Like most people, I usually let clichés pass by me, practically unnoticed.
I can’t help it.
Whenever I hear something overused and stale, my brain—I’m guessing in an attempt to save me from being bored to death—goes into neutral. This also happens when I have the grave misfortune of being someplace where “Freebird” is playing on the radio.
Keeping this in mind, “it’s always darkest before the dawn” has been a set of words that got immediately shuffled in my mind right next to “a penny saved is a penny earned” and “a stitch in time saves nine.” In other words, it meant nothing to me.
That is, until just this week.
For months, I have been waking up at 6 a.m. to research literary agents and send out query letters in an attempt to find representation for a book proposal that I spent the winter working on. For months, rejection letters trickled in—one after another after another. I will admit that it got to a point where I knew I needed to do something proactive to continue my process.
I’ve had one particular Tony Robbins talk practically tattooed on my brain. It’s the one where he goes on about how the secret of success is trying and trying and trying without ever giving up. He gives numerous examples of the most tenacious and successful people in the world: Colonel Harlan Sanders who received 1,009 rejections before he sold his first chicken recipe, and Walt Disney being turned down 302 times for the capital to build Walt Disney World, to name only two.
Then Robbins asks, “How long would you give your average baby to learn how to walk? Three or four chances?”
His lesson is very clear: nearly everybody in the world knows how to walk because they just get up and try again, over and over and over, until they get it. This is obviously the only way to achieve an all-consuming goal.
Having this information was helpful but, at the same time, my psyche was taking a beating by the volume of rejection letters I was receiving. So I put in for a personal day on Thursday and went up to Woodstock, New York, to get hypnosis. I generally have a healthy bit of self-confidence, and I felt like this would be an effective way to get a tune-up.
The next part of this story smacks of Hollywood fantasy, so I will say in advance, this is really how it went down:
I left the appointment in Woodstock and headed straight over to the next town to get some sushi for lunch. In the middle of my meal, an email hit my phone. It was from an agent who I had a brief exchange with last week. There was something hopeful about this message, but experience has made me cautious. Still though, I had to leave the restaurant without finishing my food—something that never happens with me and sushi—because something in my gut began to get nervous.
By the time I got home, I received another email that included the phrase, “I’d like to send an agreement over for you to sign…”
I will admit this to you: tears began streaming down my cheeks. The very thing that I wanted more than anything else in the world was coming true.
I tell this story because it is something I would’ve loved to hear even as recently as last week. I realize, as I mentioned when I began this article, that we all tend to shut out clichés and platitudes, but perhaps that isn’t always to our benefit.
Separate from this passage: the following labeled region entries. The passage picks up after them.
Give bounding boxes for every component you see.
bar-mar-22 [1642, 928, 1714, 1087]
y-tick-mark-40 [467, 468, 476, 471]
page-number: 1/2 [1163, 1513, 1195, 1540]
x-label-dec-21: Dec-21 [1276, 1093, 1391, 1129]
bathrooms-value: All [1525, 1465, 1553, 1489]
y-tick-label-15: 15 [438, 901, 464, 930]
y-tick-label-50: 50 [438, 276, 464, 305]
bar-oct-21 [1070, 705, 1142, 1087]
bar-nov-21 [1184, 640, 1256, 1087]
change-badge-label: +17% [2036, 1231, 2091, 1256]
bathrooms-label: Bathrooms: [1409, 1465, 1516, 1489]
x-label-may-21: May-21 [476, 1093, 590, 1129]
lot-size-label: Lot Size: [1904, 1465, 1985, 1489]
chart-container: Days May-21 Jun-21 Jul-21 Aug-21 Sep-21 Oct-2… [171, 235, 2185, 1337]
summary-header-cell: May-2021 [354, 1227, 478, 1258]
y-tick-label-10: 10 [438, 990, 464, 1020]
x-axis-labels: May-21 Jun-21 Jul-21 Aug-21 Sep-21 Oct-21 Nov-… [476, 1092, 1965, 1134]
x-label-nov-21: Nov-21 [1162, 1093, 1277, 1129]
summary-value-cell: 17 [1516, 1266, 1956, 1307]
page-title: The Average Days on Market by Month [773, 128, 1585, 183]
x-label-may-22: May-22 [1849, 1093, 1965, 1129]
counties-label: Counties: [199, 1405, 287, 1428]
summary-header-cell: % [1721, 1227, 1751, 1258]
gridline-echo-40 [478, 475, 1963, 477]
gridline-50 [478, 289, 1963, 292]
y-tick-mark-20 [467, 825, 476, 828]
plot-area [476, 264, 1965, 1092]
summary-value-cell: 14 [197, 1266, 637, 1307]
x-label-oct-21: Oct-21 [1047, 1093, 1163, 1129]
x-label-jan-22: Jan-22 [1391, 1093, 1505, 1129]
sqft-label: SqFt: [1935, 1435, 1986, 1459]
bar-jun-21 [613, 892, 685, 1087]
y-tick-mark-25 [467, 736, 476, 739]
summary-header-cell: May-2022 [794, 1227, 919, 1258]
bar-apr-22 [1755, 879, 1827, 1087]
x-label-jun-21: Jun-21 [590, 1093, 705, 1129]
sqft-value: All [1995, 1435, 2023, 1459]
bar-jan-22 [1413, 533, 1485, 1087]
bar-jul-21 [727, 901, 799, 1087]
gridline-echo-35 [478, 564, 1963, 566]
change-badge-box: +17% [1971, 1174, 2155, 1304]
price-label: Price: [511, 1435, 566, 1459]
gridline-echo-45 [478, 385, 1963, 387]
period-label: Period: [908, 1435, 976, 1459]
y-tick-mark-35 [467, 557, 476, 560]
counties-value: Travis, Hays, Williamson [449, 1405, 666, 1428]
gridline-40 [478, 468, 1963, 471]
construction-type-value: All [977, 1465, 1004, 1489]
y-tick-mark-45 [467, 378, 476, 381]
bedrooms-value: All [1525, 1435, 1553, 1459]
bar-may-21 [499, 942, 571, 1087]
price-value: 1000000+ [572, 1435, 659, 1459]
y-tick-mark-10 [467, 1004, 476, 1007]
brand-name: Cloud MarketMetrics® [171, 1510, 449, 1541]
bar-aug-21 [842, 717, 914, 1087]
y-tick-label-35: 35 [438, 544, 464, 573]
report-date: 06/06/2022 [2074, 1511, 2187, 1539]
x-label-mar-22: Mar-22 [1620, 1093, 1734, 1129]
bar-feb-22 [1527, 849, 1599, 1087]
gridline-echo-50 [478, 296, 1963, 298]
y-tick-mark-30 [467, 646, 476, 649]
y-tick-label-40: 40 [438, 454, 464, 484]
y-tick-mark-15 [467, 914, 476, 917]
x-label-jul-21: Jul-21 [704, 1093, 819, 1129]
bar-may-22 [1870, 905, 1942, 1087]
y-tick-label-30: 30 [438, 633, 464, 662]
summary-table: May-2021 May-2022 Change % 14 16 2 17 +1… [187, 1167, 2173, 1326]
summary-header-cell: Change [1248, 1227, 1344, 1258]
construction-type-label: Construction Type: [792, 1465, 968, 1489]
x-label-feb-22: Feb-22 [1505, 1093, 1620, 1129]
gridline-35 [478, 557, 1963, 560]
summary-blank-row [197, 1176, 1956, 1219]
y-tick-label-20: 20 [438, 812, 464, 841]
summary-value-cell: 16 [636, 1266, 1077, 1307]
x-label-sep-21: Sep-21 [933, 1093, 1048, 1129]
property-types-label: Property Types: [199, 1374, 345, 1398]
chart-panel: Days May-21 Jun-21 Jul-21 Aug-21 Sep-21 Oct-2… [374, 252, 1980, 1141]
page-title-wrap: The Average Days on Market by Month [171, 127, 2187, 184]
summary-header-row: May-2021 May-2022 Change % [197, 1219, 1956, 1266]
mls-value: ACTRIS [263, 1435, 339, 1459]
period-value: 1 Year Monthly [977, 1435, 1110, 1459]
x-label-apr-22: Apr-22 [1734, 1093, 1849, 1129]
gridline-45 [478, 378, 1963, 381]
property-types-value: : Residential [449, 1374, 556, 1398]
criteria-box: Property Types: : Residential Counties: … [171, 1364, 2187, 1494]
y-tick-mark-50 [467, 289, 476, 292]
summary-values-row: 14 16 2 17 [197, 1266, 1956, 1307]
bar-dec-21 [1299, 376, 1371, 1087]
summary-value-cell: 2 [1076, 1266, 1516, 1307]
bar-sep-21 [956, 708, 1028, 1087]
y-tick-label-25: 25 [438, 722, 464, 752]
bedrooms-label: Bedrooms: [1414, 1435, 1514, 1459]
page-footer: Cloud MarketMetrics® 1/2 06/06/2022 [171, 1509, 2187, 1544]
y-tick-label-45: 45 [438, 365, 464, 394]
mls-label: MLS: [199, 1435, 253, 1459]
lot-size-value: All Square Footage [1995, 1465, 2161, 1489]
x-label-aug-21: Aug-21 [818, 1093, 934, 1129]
If you are a writer, or anyone striving to reach a goal, keep this in mind: it does happen. It will happen. If you are persistent and refuse to ever give up. If you believe in yourself even when you stop believing in yourself.
One last note, though. The only thing that is required beyond patience and tenacity is a thing called “sensory acuity.” That is just a fancy way of saying that if something isn’t working, try to figure out what you might be doing wrong and fix it.
Not a single agent told me that there was a typo in the first paragraph of my query letter and I only noticed it after I sent out many of them. That one typo led me to ask myself what else might be wrong with my letter, which pushed me to revamp it a little. I can’t say for sure if this is what led to my good fortune, but I’m certain that it didn’t hurt.
So, dare to dream as big as your heart will allow you to—and then back it up with action. To use a tired, old cliché, “you can do anything if you just set your mind to it.”